Synthetic Aperture Radar is the most underused superpower in civilian Earth observation. It sees through clouds, day or night. It measures ground deformation to the millimeter via interferometry. It distinguishes surface texture, vegetation density, and soil moisture in ways optical sensors cannot. This week is the SAR primer for space-GIS practitioners.

How SAR works

SAR is an active sensor — it transmits its own microwave illumination and measures the backscattered signal. The "synthetic aperture" trick: a single small antenna on a moving spacecraft synthesizes the effective resolution of a much larger antenna by combining returns from successive positions along the orbit. This is what enables 5–10 meter resolution from a satellite-borne radar — impossible with a "real aperture" antenna of feasible size.

Wavelengths and polarizations

SAR satellites operate in distinct microwave bands, each with different penetration and sensitivity:

• X-band (~3 cm) — TerraSAR-X, COSMO-SkyMed.
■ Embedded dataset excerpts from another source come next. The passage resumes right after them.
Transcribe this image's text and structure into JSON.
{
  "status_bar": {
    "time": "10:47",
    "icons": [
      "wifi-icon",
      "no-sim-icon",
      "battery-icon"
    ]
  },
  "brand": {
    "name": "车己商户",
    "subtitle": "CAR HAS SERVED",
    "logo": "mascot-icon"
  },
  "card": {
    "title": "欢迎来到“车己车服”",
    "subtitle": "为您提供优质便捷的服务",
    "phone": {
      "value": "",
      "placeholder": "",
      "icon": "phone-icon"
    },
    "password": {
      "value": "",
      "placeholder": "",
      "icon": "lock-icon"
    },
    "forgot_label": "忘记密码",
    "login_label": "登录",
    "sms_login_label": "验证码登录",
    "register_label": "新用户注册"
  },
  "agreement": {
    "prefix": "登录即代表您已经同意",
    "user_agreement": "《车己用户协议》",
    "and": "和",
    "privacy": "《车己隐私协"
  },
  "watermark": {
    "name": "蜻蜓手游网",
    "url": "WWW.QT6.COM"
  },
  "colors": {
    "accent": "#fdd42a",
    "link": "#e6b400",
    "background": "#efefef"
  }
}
High resolution, surface scattering, sensitive to roughness.
• C-band (~5.6 cm) — Sentinel-1, RADARSAT-2. The civilian workhorse. Balanced between penetration and resolution.
• L-band (~24 cm) — ALOS-2, NISAR (launching 2026). Penetrates vegetation canopy. Good for biomass and below-canopy mapping.
• P-band (~70 cm) — BIOMASS (ESA, launched 2026). Penetrates dense forest canopy entirely.
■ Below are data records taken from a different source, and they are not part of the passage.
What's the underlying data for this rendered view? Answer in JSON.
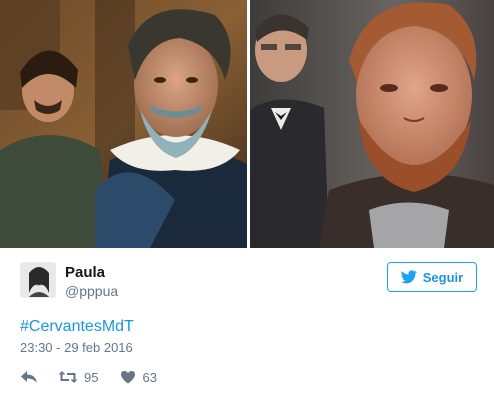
{
  "tweet": {
    "author_name": "Paula",
    "author_handle": "@pppua",
    "hashtag": "#CervantesMdT",
    "timestamp": "23:30 - 29 feb 2016",
    "retweet_count": "95",
    "like_count": "63"
  },
  "follow_button": {
    "label": "Seguir",
    "icon": "twitter-bird-icon"
  },
  "icons": {
    "reply": "reply-icon",
    "retweet": "retweet-icon",
    "like": "heart-icon"
  },
  "colors": {
    "accent": "#1da1f2",
    "link": "#1b95e0",
    "muted": "#657786",
    "name": "#14171a"
  }
}
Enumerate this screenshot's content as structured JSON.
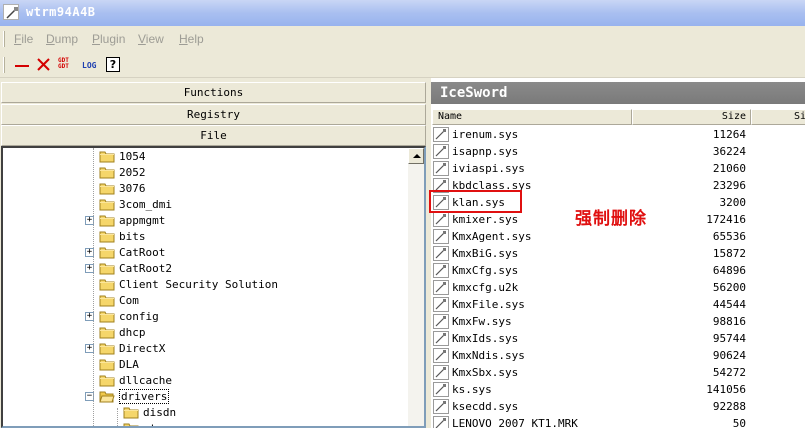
{
  "window": {
    "title": "wtrm94A4B"
  },
  "menu": [
    {
      "label": "File",
      "key": "F",
      "rest": "ile"
    },
    {
      "label": "Dump",
      "key": "D",
      "rest": "ump"
    },
    {
      "label": "Plugin",
      "key": "P",
      "rest": "lugin"
    },
    {
      "label": "View",
      "key": "V",
      "rest": "iew"
    },
    {
      "label": "Help",
      "key": "H",
      "rest": "elp"
    }
  ],
  "toolbar": {
    "gdt_label": "GDT",
    "log_label": "LOG",
    "help_label": "?"
  },
  "sections": {
    "functions": "Functions",
    "registry": "Registry",
    "file": "File"
  },
  "tree": [
    {
      "label": "1054",
      "expandable": false
    },
    {
      "label": "2052",
      "expandable": false
    },
    {
      "label": "3076",
      "expandable": false
    },
    {
      "label": "3com_dmi",
      "expandable": false
    },
    {
      "label": "appmgmt",
      "expandable": true
    },
    {
      "label": "bits",
      "expandable": false
    },
    {
      "label": "CatRoot",
      "expandable": true
    },
    {
      "label": "CatRoot2",
      "expandable": true
    },
    {
      "label": "Client Security Solution",
      "expandable": false
    },
    {
      "label": "Com",
      "expandable": false
    },
    {
      "label": "config",
      "expandable": true
    },
    {
      "label": "dhcp",
      "expandable": false
    },
    {
      "label": "DirectX",
      "expandable": true
    },
    {
      "label": "DLA",
      "expandable": false
    },
    {
      "label": "dllcache",
      "expandable": false
    },
    {
      "label": "drivers",
      "expandable": true,
      "expanded": true
    },
    {
      "label": "disdn",
      "expandable": false,
      "child": true
    },
    {
      "label": "etc",
      "expandable": false,
      "child": true
    }
  ],
  "right": {
    "brand": "IceSword",
    "columns": {
      "name": "Name",
      "size": "Size",
      "extra": "Si"
    }
  },
  "files": [
    {
      "name": "irenum.sys",
      "size": "11264"
    },
    {
      "name": "isapnp.sys",
      "size": "36224"
    },
    {
      "name": "iviaspi.sys",
      "size": "21060"
    },
    {
      "name": "kbdclass.sys",
      "size": "23296"
    },
    {
      "name": "klan.sys",
      "size": "3200"
    },
    {
      "name": "kmixer.sys",
      "size": "172416"
    },
    {
      "name": "KmxAgent.sys",
      "size": "65536"
    },
    {
      "name": "KmxBiG.sys",
      "size": "15872"
    },
    {
      "name": "KmxCfg.sys",
      "size": "64896"
    },
    {
      "name": "kmxcfg.u2k",
      "size": "56200"
    },
    {
      "name": "KmxFile.sys",
      "size": "44544"
    },
    {
      "name": "KmxFw.sys",
      "size": "98816"
    },
    {
      "name": "KmxIds.sys",
      "size": "95744"
    },
    {
      "name": "KmxNdis.sys",
      "size": "90624"
    },
    {
      "name": "KmxSbx.sys",
      "size": "54272"
    },
    {
      "name": "ks.sys",
      "size": "141056"
    },
    {
      "name": "ksecdd.sys",
      "size": "92288"
    },
    {
      "name": "LENOVO_2007_KT1.MRK",
      "size": "50"
    }
  ],
  "annotation": {
    "text": "强制删除",
    "color": "#e01010"
  },
  "colors": {
    "title_gradient": "#a9bff0",
    "folder": "#f5d66a",
    "accent_red": "#d40000"
  }
}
Polarization adds more information: a radar can transmit horizontally (H) or vertically (V) polarized waves and receive either. Single-pol is one combination (e.g. VV). Dual-pol is two (VV + VH). Quad-pol is all four (HH, HV, VH, VV). Quad-pol enables polarimetric decomposition, distinguishing scattering mechanisms: surface (smooth ground), volume (vegetation), and double-bounce (urban walls).
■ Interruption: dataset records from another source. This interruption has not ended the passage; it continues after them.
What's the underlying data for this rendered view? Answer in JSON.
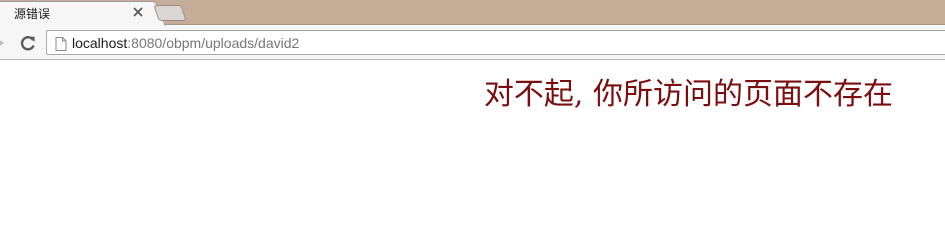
{
  "tab": {
    "title": "源错误",
    "close_icon": "close-icon",
    "new_tab_icon": "new-tab-icon"
  },
  "toolbar": {
    "forward_icon": "forward-arrow-icon",
    "reload_icon": "reload-icon",
    "page_icon": "page-icon"
  },
  "address_bar": {
    "host": "localhost",
    "rest": ":8080/obpm/uploads/david2"
  },
  "page": {
    "message": "对不起, 你所访问的页面不存在"
  },
  "colors": {
    "tabstrip_bg": "#c5ad98",
    "message_color": "#7b0f0f"
  }
}
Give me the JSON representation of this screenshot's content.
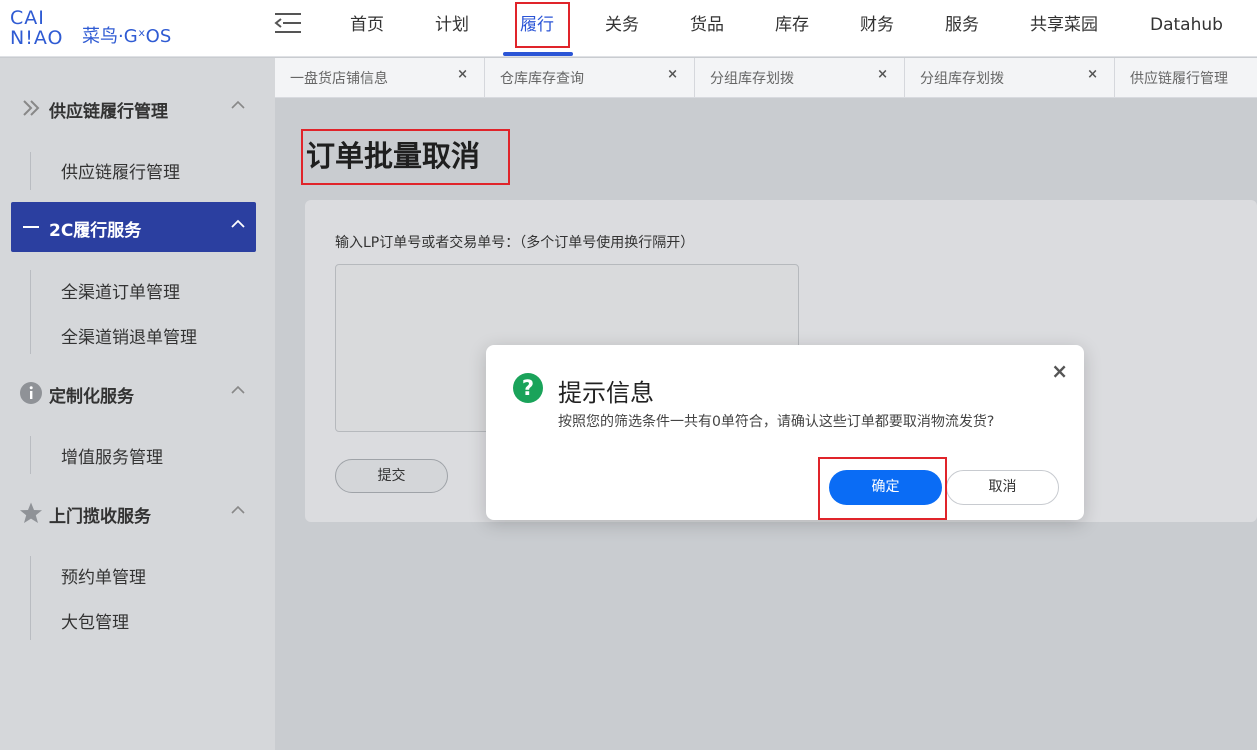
{
  "logo": {
    "line1": "CAI",
    "line2": "N!AO",
    "text": "菜鸟·GˣOS"
  },
  "nav": {
    "items": [
      "首页",
      "计划",
      "履行",
      "关务",
      "货品",
      "库存",
      "财务",
      "服务",
      "共享菜园",
      "Datahub"
    ],
    "active": "履行"
  },
  "tabs": [
    {
      "label": "一盘货店铺信息",
      "close": "×"
    },
    {
      "label": "仓库库存查询",
      "close": "×"
    },
    {
      "label": "分组库存划拨",
      "close": "×"
    },
    {
      "label": "分组库存划拨",
      "close": "×"
    },
    {
      "label": "供应链履行管理",
      "close": ""
    }
  ],
  "sidebar": {
    "sections": [
      {
        "title": "供应链履行管理",
        "icon": "double-chevron-icon",
        "items": [
          "供应链履行管理"
        ]
      },
      {
        "title": "2C履行服务",
        "icon": "dash-icon",
        "active": true,
        "items": [
          "全渠道订单管理",
          "全渠道销退单管理"
        ]
      },
      {
        "title": "定制化服务",
        "icon": "info-icon",
        "items": [
          "增值服务管理"
        ]
      },
      {
        "title": "上门揽收服务",
        "icon": "star-icon",
        "items": [
          "预约单管理",
          "大包管理"
        ]
      }
    ]
  },
  "main": {
    "title": "订单批量取消",
    "field_label": "输入LP订单号或者交易单号：（多个订单号使用换行隔开）",
    "textarea_value": "",
    "submit_label": "提交"
  },
  "modal": {
    "title": "提示信息",
    "message": "按照您的筛选条件一共有0单符合，请确认这些订单都要取消物流发货?",
    "ok_label": "确定",
    "cancel_label": "取消",
    "close": "×",
    "icon_glyph": "?"
  },
  "colors": {
    "brand": "#2b55d6",
    "primary_button": "#0a6cf5",
    "success_icon": "#1aa35a",
    "highlight": "#e0242a"
  }
}
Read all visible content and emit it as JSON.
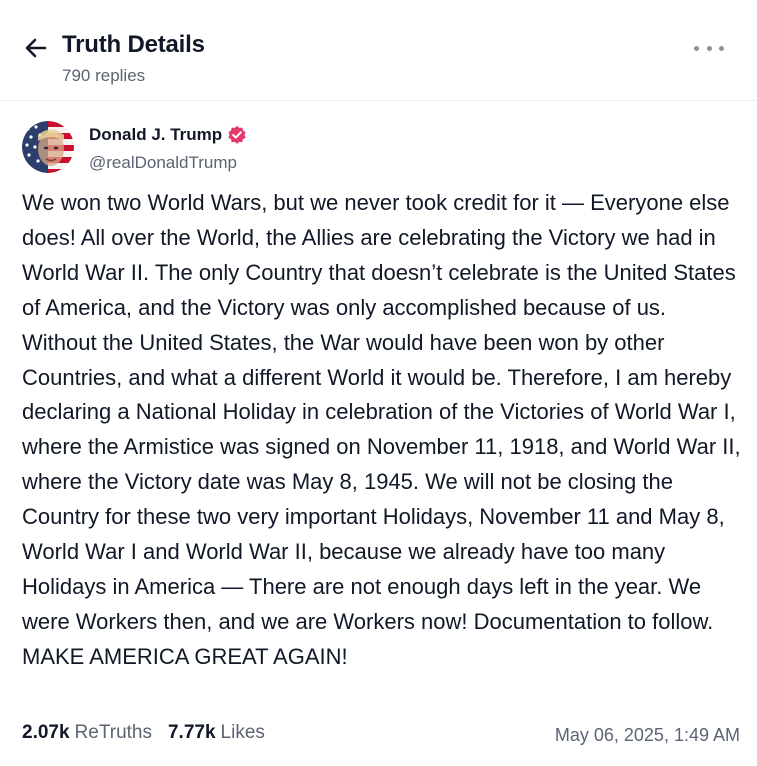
{
  "header": {
    "title": "Truth Details",
    "replies": "790 replies"
  },
  "post": {
    "author": {
      "display_name": "Donald J. Trump",
      "handle": "@realDonaldTrump",
      "verified": true
    },
    "text": "We won two World Wars, but we never took credit for it — Everyone else does! All over the World, the Allies are celebrating the Victory we had in World War II. The only Country that doesn’t celebrate is the United States of America, and the Victory was only accomplished because of us. Without the United States, the War would have been won by other Countries, and what a different World it would be. Therefore, I am hereby declaring a National Holiday in celebration of the Victories of World War I, where the Armistice was signed on November 11, 1918, and World War II, where the Victory date was May 8, 1945. We will not be closing the Country for these two very important Holidays, November 11 and May 8, World War I and World War II, because we already have too many Holidays in America — There are not enough days left in the year. We were Workers then, and we are Workers now! Documentation to follow. MAKE AMERICA GREAT AGAIN!",
    "retruths_count": "2.07k",
    "retruths_label": "ReTruths",
    "likes_count": "7.77k",
    "likes_label": "Likes",
    "timestamp": "May 06, 2025, 1:49 AM"
  },
  "icons": {
    "back": "arrow-left-icon",
    "more": "more-horizontal-icon",
    "verified": "verified-badge-icon"
  },
  "colors": {
    "verified_badge": "#e5396b",
    "text_primary": "#111827",
    "text_secondary": "#5b6472"
  }
}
Sentinel-1: the open SAR workhorse

Sentinel-1 (ESA, two satellites A and B before B's failure in 2021; C launched 2024) provides free global C-band SAR with 5-day revisit at the equator. Three main acquisition modes: IW (Interferometric Wide, 250 km swath, 5×20 m resolution, the standard mode), EW (Extra Wide, 400 km swath, lower resolution, for sea ice), SM (Strip Map, 80 km swath, higher resolution, on request only). Data is on the ESA Copernicus Hub and on AWS Registry of Open Data.

InSAR: phase-based deformation

The most powerful trick in SAR is interferometry. The radar return at each pixel has both amplitude (signal strength) and phase (the wave's position in its cycle, modulo 2π). The phase encodes the path length from satellite to ground and back.

Take two SAR acquisitions of the same scene from very similar viewing geometries, weeks or months apart. Compute the phase difference at each pixel — the interferogram. If the ground hasn't moved between acquisitions, the phase difference is zero (modulo 2π) everywhere. If part of the ground has subsided 28 mm (half a Sentinel-1 wavelength), the phase difference is 2π × 0.5 = π — visible as a single fringe in the interferogram.

InSAR practical applications:

• Volcanic deformation (uplift before eruption, subsidence after).
• Earthquake co-seismic displacement (centimeters of horizontal slip).
• Urban subsidence from groundwater extraction (millimeters/year, slow but visible over multi-year time series).
• Landslide motion (slow creep visible over weeks).
• Building / infrastructure settlement.

Coherence

InSAR only works where the surface is stable enough between acquisitions to preserve phase. Vegetation, snow, and water are usually decoherent — the phase signal is noise. Bare rock, concrete, urban surfaces, and stable agricultural ground are coherent. Coherence (0–1) is a per-pixel quality measure. High coherence regions give reliable deformation; low coherence regions are masked out.

The lab

You'll download two Sentinel-1 SLC (Single Look Complex) acquisitions over a known volcanic deformation event from the past 5 years, use snap (ESA's Sentinel Application Platform) or a Python wrapper to coregister them, form the interferogram, unwrap the phase, and identify the deformation pattern. The output is a centimeter-scale displacement map of a real geophysical event.

SAR / InSAR is a major specialization in itself; this week is the orientation. For space GIS, SAR's relevance is increasing — both for change detection of orbital infrastructure (new pads, modified facilities) and for environmental monitoring (subsidence around launch facilities, coastal erosion at Starbase).